New articles + workshop dates (AVX, NEON) straight to your inbox.
π Go to johnnysswlab.com
β‘οΈ Enter your email in the box on the right
Still thinking #Java is slow? A deep dive into Java vs C++ performance will show what are its strengths and what are its weaknesses.
https://johnnysswlab.com/deep-dive-in-java-vs-c-performance/
9 Things Every Fresh Graduate Should Know About Performance
https://johnnysswlab.com/9-things-every-fresh-graduate-should-know-about-software-performance/
We investigate vector functions, more specifically, how to make your vector function available to the compiler's autovectorizer!
#vectorfunctions #simd #openmp #omp
https://johnnysswlab.com/the-messy-reality-of-simd-vector-functions/
Does it matter if we are compiling with optimizations off (O0) or optimizations on (O3) if the problem is memory bound? Letβs find outβ¦
#optimizations #performance #instructionlevelparallelism #ilp #compiler #gcc #memorybound
https://johnnysswlab.com/an-optimizing-compiler-doesnt-help-much-with-long-instruction-dependencies/
Last chance to register for AVX vectorization workshop!
More info: https://johnnysswlab.com/avx-neon-vectorization-workshop/
Register: info@johnnysswlab.com
A post on how to grow data buffers without memcpy:
https://johnnysswlab.com/growing-buffers-to-avoid-copying-data/
Your program doesnβt run fast enough? You need someone to talk to about your softwareβs performance? You or your team want to learn to write faster software? Whatever it is, we can help you. Check out the consulting page for more info.
Another AVX workshop, this time 4 half-days.
Registration or inquiry: info@johnnysswlab.com
More info: https://johnnysswlab.com/avx-neon-vectorization-workshop/
We debug a performance problem by simulating it on the CPU with #llvm-mca, part of @llvmorg .
Have a sneak-peak at what CPU does wile it is executing your program!
https://johnnysswlab.com/performance-debugging-with-llvm-mca-simulating-the-cpu/
Register now or express interest: info@johnnysswlab.com
More info: https://johnnysswlab.com/avx-neon-vectorization-workshop/
You can find the full interactive example here (notice, when the example opens, you will need to switch the active thread from `perf` to `ffmpeg` from the top center part of the screen and also pick `Left Heavy` in the top left part).
In the above picture, the horizontal bars are function names and the wider the bar - the more time is spent there.
Stacks represent the call hierarchy: functions that call other functions stack on top of each other.
It's very easy to see what functions spend the most time.
Are you familiar with flamegraphs? Flamegraphs are great way to visualize where your program is spending time or other resources.
Here is a screenshot of flamegraph taken from ffmpeg converting a movie from one type to another.
Everything you need to speed up your memory intensive program:
After more than 1 year of development, we are proud to announce:
πΆππ πππππ π½ππππππππππππ πΎππππππ
The vectorization workshop is a 2 day event that teaches you how to make your software faster by using NEON vectorization extensions for ARM CPUs and AVX vectorization extensions for Intel and AMD CPUs.

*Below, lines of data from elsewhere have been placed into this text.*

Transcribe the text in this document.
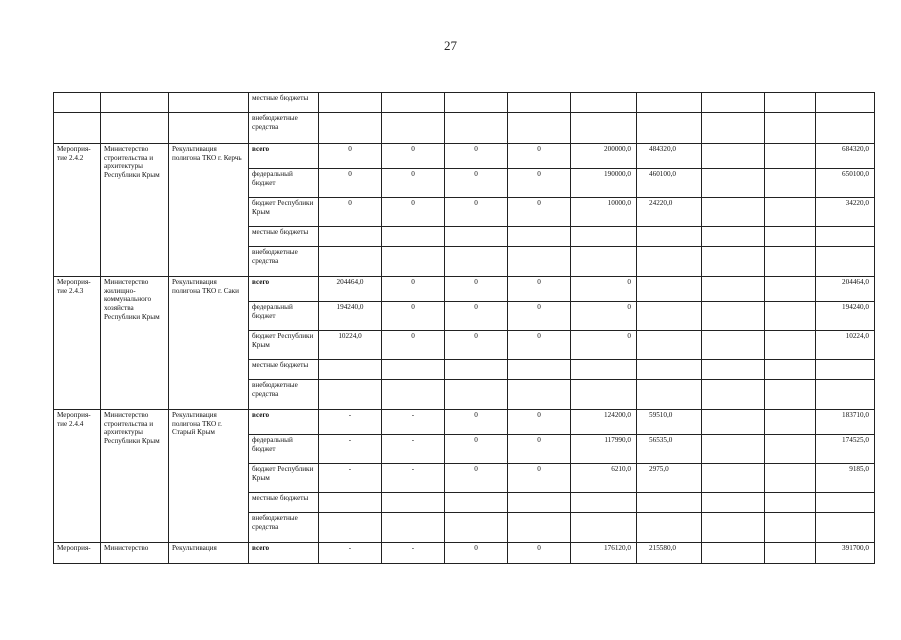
27
			местные бюджеты									
			внебюджетные средства									
Мероприя-тие 2.4.2	Министерство строительства и архитектуры Республики Крым	Рекультивация полигона ТКО г. Керчь	всего	0	0	0	0	200000,0	484320,0			684320,0
			федеральный бюджет	0	0	0	0	190000,0	460100,0			650100,0
			бюджет Республики Крым	0	0	0	0	10000,0	24220,0			34220,0
			местные бюджеты									
			внебюджетные средства									
Мероприя-тие 2.4.3	Министерство жилищно-коммунального хозяйства Республики Крым	Рекультивация полигона ТКО г. Саки	всего	204464,0	0	0	0	0				204464,0
			федеральный бюджет	194240,0	0	0	0	0				194240,0
			бюджет Республики Крым	10224,0	0	0	0	0				10224,0
			местные бюджеты									
			внебюджетные средства									
Мероприя-тие 2.4.4	Министерство строительства и архитектуры Республики Крым	Рекультивация полигона ТКО г. Старый Крым	всего	-	-	0	0	124200,0	59510,0			183710,0
			федеральный бюджет	-	-	0	0	117990,0	56535,0			174525,0
			бюджет Республики Крым	-	-	0	0	6210,0	2975,0			9185,0
			местные бюджеты									
			внебюджетные средства									
Мероприя-	Министерство	Рекультивация	всего	-	-	0	0	176120,0	215580,0			391700,0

We start lightly and move on to explain more difficult concepts needed for efficient vectorization.
More info and registration here:
https://johnnysswlab.com/avx-neon-vectorization-workshop/
In this post we investigate methods to speed up convergence loops β while loops that slowly converge to the correct result.
https://johnnysswlab.com/speeding-up-convergence-loops-or-on-vectorization-and-precision-control/
In this post we talk about memory mechanism that increase memory access latency and we explore the techniques to avoid them.